Immigration & Labour Minister, Vincent Wheatley gave that indication to the Commission of Inquiry (COI) while responding to questions on what might have created the Immigration Department’s backlog of persons applying for Residency and Belongership statuses in the BVI.
He told the Commission the issue was largely due to a human resources deficiency within the department. He said this deficiency is a decades-old issue.
The minister noted that the Immigration issue must feed into a conversation of what the BVI population would look like going forward. And according to Wheatley, this has major implications for several sectors in the BVI.
“We know from studying various population models that certain businesses cannot thrive under certain populations,” he explained. “We are around 30,000 [residents] now. It limits our economic activity; that we know. [So we need to have] that bigger conversation of what are we willing to do [and] what population can be sustained.”

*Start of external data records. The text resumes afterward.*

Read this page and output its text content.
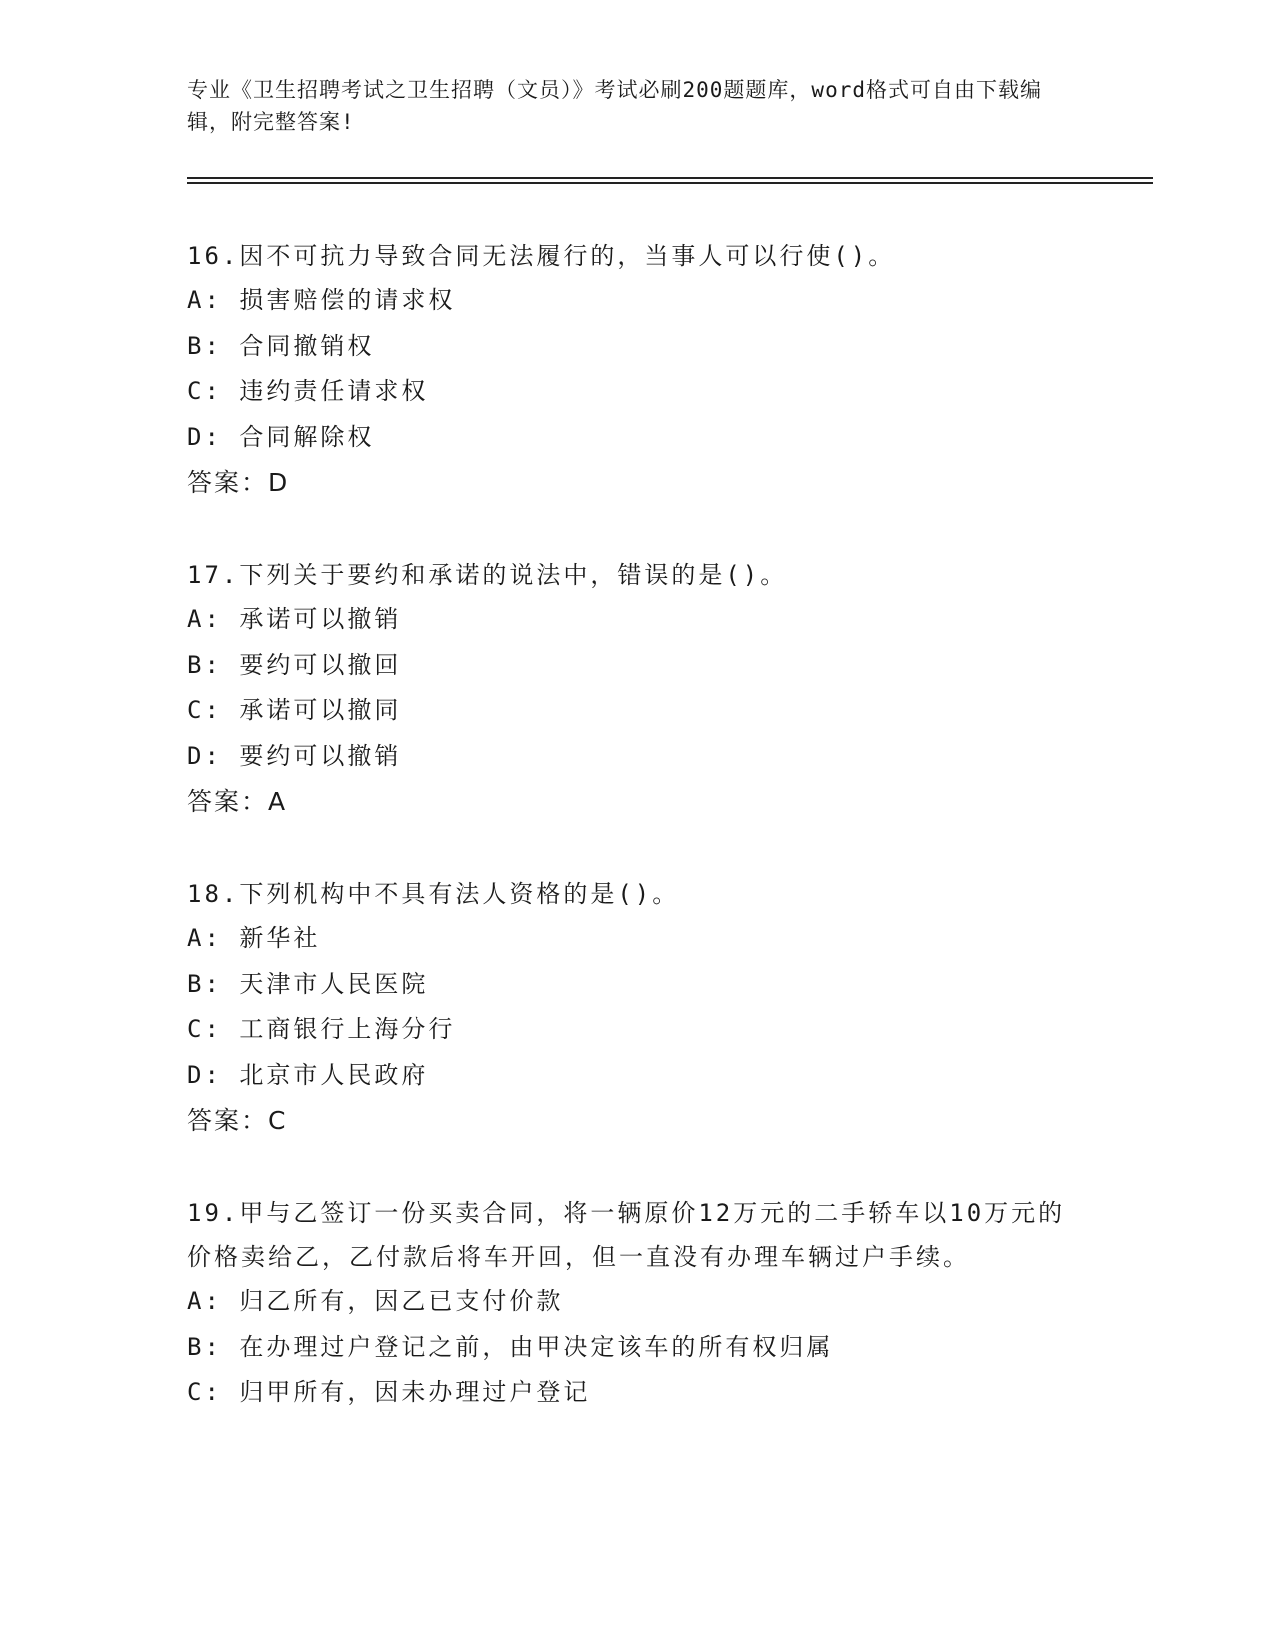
专业《卫生招聘考试之卫生招聘（文员）》考试必刷200题题库，word格式可自由下载编辑，附完整答案!
16.因不可抗力导致合同无法履行的，当事人可以行使()。
A: 损害赔偿的请求权
B: 合同撤销权
C: 违约责任请求权
D: 合同解除权
答案：D
17.下列关于要约和承诺的说法中，错误的是()。
A: 承诺可以撤销
B: 要约可以撤回
C: 承诺可以撤同
D: 要约可以撤销
答案：A
18.下列机构中不具有法人资格的是()。
A: 新华社
B: 天津市人民医院
C: 工商银行上海分行
D: 北京市人民政府
答案：C
19.甲与乙签订一份买卖合同，将一辆原价12万元的二手轿车以10万元的价格卖给乙，乙付款后将车开回，但一直没有办理车辆过户手续。
A: 归乙所有，因乙已支付价款
B: 在办理过户登记之前，由甲决定该车的所有权归属
C: 归甲所有，因未办理过户登记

Wheatley further explained that growing the population meant considering things like economic activity, schooling, sewerage, water production, and power.
“Again, it goes back to what creates a backlog,” the minister stated. “Apart from the human resources we’re dealing with it, it has to do with the number of persons allowed to come into the country and how long they are allowed to stay before they can qualify to even being considered.”
He also said it must be a holistic approach that looks at how the BVI wanted to build its population.
“Are we going to build a population on immigrants and imported labour, or are we going to build a population organically from inside? If you are getting enough locals for the workforce then you have less persons to import. There will never be a backlog if you’re importing few people and they are staying here long enough to get on the ladder to Belongership,” Wheatley said.
“Immigrants are not a very simple thing, and you have to tread very, very carefully,” the legislator stated; adding that the consultant will review all the variables and advise government accordingly.
“The consultant would do exactly that,” Minister Wheatley told the COI. “What is your ambition as a people [and] where are you trying to get to with the country — economics, your infrastructure, your environment, what population are you striving for? And based on what we feed to him or her, then they will say ‘well, this is the policy that you need to achieve that’.”